Further optimizations include quantization, scaling models down to run on mid-range microcontrollers like those based on Arm Cortex-M4 cores, and pre-training them to support input resolutions that are appropriate for embedded vision sensors.
“This results in seriously tiny models, for example, a YOLOv3 object detection model that uses 500 kB RAM and 1.2 MB ROM,” he said.
Models can be deployed via Edge Impulse’s EON compiler or using the silicon vendor’s toolchain. Edge Impulse’s EON Tuner hyperparameter optimization system can help users choose the optimum combination of model and hyperparameters for the user’s data set and target device.
Nvidia Omniverse Replicator integration with Edge Impulse allows users to generate synthetic data to address any gaps in their datasets. (Source: Nvidia)
Edge Impulse has also been working with Nvidia on integration with Omniverse Replicator, Nvidia’s tool for synthetic data generation.

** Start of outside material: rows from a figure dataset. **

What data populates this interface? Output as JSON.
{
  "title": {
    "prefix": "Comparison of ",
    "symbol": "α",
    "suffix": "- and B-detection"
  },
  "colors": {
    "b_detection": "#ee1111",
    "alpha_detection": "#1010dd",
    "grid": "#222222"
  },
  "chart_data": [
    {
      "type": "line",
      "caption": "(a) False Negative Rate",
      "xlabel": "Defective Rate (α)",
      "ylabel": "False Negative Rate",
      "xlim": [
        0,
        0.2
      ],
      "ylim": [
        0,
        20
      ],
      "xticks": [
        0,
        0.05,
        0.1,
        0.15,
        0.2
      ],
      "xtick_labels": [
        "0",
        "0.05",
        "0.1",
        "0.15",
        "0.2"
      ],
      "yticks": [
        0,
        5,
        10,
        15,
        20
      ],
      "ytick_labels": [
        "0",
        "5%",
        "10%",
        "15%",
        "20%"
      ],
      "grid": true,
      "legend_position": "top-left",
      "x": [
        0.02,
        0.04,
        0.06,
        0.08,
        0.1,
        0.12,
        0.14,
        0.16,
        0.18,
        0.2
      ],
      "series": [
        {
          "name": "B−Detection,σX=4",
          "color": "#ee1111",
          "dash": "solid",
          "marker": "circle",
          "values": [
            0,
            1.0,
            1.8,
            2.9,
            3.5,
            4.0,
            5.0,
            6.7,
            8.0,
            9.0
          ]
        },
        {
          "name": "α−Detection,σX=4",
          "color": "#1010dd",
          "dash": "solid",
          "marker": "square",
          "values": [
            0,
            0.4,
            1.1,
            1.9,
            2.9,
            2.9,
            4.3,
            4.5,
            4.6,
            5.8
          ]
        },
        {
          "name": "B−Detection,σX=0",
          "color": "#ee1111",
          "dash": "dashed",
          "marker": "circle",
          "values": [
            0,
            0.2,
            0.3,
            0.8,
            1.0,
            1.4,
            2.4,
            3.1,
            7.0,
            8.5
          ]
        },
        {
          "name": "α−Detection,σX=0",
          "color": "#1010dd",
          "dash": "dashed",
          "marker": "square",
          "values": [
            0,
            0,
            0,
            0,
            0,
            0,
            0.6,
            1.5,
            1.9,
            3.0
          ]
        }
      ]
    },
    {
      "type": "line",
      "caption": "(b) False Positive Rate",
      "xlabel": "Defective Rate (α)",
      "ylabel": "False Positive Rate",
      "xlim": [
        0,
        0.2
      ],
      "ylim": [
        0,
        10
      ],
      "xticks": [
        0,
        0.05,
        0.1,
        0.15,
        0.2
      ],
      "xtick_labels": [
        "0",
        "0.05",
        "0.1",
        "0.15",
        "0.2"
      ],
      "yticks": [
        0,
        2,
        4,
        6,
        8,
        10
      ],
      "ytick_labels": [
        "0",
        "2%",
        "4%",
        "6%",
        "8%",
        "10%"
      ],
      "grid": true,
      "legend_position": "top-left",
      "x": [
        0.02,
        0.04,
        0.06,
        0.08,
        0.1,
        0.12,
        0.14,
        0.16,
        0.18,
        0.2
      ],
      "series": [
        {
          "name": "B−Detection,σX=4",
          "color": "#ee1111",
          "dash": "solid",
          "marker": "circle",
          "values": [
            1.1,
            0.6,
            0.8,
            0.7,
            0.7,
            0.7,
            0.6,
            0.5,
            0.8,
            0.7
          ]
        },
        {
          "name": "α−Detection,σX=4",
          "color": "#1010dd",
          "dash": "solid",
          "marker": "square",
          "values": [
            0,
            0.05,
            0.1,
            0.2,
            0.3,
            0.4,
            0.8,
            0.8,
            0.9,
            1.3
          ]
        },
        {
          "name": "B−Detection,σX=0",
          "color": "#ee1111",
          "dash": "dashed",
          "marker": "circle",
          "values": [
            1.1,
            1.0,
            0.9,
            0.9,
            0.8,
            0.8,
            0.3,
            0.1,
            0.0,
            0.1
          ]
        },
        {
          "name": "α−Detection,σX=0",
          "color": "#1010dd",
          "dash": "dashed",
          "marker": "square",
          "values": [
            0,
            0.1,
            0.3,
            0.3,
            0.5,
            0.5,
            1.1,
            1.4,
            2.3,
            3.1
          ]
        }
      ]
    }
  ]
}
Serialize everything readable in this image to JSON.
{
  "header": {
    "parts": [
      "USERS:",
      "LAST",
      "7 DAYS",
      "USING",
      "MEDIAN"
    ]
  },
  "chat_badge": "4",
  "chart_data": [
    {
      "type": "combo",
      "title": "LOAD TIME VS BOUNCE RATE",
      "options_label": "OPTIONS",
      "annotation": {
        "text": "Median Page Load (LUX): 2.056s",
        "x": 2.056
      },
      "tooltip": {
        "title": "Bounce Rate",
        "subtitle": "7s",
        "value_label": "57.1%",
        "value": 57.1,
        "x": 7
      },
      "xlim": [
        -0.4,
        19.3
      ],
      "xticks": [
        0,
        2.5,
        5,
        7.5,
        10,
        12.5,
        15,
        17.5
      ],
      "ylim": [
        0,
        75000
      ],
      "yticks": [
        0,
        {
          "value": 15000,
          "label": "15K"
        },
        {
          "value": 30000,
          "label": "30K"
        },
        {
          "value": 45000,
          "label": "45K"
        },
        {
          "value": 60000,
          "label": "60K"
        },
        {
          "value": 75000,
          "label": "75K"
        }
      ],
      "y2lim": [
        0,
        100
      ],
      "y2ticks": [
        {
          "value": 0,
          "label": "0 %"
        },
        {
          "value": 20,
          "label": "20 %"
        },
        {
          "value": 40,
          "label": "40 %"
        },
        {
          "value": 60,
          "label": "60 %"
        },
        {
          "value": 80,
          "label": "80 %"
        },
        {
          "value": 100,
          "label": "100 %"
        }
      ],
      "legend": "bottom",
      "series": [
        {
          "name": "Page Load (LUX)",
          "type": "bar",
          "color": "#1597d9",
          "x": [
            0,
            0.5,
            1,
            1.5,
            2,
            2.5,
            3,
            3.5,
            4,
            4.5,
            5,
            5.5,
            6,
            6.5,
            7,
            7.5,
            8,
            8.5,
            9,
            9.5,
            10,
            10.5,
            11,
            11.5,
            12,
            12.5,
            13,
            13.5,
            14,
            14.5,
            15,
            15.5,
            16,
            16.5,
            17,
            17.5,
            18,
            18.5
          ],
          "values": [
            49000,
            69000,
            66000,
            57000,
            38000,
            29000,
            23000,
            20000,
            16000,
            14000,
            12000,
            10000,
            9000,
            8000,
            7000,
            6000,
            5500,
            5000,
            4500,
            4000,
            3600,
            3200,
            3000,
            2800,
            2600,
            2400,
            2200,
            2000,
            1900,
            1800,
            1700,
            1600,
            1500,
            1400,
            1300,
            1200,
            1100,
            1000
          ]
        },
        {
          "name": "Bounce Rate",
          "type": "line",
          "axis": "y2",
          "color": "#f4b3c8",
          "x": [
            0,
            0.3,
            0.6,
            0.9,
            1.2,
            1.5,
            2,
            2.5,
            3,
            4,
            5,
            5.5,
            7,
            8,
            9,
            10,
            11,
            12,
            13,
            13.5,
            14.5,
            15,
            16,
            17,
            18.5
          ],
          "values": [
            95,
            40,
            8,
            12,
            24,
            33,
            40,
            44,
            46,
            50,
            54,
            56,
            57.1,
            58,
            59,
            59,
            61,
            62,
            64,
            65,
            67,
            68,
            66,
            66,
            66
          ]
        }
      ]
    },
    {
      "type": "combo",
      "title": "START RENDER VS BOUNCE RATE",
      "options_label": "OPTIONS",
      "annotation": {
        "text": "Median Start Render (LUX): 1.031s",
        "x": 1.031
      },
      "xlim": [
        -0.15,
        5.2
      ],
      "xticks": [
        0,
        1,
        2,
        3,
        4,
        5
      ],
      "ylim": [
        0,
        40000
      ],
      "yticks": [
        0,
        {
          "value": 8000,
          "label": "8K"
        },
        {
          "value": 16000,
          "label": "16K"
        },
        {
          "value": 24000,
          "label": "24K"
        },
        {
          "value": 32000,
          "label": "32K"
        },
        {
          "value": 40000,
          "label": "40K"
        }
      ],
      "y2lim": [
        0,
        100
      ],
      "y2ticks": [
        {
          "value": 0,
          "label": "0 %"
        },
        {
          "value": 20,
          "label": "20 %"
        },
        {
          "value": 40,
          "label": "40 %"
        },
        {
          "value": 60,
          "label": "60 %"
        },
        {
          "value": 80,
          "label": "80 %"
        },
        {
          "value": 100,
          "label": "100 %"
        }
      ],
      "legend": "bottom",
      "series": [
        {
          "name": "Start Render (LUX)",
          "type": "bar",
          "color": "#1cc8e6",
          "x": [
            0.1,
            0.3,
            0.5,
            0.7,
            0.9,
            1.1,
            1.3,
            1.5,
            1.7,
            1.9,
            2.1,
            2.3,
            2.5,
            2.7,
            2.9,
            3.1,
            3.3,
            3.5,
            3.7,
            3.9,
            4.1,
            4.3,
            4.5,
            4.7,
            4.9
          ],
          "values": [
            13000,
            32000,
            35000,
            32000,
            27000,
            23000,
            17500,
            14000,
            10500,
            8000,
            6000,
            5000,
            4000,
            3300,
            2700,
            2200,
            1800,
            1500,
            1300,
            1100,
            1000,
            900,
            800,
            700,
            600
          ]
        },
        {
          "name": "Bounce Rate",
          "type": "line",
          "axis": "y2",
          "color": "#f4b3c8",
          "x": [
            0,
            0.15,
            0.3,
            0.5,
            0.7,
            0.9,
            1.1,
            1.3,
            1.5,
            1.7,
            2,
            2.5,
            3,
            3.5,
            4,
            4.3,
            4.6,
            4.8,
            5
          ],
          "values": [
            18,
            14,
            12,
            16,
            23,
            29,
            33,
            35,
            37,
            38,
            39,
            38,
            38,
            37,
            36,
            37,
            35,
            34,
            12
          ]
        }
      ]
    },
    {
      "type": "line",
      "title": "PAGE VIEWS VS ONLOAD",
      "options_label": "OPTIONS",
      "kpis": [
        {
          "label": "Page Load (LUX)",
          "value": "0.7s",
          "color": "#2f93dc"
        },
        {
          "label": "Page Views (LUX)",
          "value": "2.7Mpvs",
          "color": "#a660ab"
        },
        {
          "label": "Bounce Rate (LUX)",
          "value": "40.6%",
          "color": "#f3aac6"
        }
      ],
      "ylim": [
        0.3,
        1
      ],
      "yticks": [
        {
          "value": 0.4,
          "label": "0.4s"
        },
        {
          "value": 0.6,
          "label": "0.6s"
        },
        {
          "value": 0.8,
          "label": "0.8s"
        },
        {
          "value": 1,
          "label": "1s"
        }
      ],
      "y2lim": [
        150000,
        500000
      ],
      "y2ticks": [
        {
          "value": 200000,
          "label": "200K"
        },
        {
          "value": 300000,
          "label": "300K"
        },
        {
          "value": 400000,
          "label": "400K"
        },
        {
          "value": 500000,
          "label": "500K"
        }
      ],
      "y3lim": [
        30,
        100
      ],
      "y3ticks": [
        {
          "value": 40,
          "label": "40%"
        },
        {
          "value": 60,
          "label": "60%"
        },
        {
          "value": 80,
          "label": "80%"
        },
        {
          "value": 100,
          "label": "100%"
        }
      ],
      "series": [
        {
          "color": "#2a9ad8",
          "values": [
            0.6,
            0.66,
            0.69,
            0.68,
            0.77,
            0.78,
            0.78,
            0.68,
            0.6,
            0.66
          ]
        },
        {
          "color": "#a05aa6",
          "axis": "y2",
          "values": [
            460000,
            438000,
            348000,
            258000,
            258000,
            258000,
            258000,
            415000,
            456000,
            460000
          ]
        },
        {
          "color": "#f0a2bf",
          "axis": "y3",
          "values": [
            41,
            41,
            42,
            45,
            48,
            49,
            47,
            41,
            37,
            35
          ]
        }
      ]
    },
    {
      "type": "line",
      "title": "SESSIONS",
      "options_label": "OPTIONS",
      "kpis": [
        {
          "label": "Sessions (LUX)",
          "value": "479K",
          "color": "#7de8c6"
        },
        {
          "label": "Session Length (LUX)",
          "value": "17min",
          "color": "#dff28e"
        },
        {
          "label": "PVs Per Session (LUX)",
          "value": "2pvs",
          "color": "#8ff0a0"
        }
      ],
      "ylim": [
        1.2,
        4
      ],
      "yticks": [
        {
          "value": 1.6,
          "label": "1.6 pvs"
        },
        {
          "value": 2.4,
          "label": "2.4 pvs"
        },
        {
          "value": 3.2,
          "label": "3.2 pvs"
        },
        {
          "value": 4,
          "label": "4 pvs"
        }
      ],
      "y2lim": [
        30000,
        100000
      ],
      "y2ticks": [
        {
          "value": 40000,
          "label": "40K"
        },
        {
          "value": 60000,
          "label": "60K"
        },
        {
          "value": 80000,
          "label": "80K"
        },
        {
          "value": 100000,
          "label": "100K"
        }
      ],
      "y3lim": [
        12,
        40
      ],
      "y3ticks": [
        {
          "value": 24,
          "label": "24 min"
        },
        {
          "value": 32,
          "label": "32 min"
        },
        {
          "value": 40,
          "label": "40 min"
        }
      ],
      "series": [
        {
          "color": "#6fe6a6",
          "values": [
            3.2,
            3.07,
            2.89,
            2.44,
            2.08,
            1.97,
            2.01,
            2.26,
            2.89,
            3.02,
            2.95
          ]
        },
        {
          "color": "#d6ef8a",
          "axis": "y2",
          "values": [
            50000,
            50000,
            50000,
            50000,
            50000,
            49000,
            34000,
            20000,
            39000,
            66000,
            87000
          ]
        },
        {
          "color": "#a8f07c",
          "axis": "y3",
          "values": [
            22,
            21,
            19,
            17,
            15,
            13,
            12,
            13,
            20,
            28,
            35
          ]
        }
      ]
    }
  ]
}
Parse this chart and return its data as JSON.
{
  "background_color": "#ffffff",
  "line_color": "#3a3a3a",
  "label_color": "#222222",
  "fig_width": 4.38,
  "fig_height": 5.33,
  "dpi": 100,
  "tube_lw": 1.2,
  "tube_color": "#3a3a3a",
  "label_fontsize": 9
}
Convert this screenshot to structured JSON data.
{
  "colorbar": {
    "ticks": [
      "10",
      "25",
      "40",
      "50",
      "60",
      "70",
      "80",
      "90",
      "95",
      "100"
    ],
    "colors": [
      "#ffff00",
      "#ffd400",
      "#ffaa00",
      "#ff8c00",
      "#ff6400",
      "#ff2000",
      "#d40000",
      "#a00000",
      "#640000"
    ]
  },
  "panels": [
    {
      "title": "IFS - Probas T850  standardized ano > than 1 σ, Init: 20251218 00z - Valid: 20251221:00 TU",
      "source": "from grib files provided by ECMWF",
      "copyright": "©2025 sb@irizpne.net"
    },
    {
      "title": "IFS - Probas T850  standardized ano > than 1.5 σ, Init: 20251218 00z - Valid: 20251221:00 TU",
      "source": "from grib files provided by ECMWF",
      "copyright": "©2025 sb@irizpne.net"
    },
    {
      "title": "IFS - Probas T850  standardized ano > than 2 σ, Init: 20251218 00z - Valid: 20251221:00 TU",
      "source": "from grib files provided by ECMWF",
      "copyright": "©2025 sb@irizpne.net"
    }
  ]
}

Edge Impulse users can now use Omniverse Replicator to generate synthetic image data based on their existing data for training—perhaps to address certain gaps in the dataset to ensure accurate and versatile trained models.
Edge Impulse’s integration with Nvidia Tao is currently available for hardware targets including NXP, STMicro, Alif and Renesas, with Nordic devices next in line for onboarding, the company said.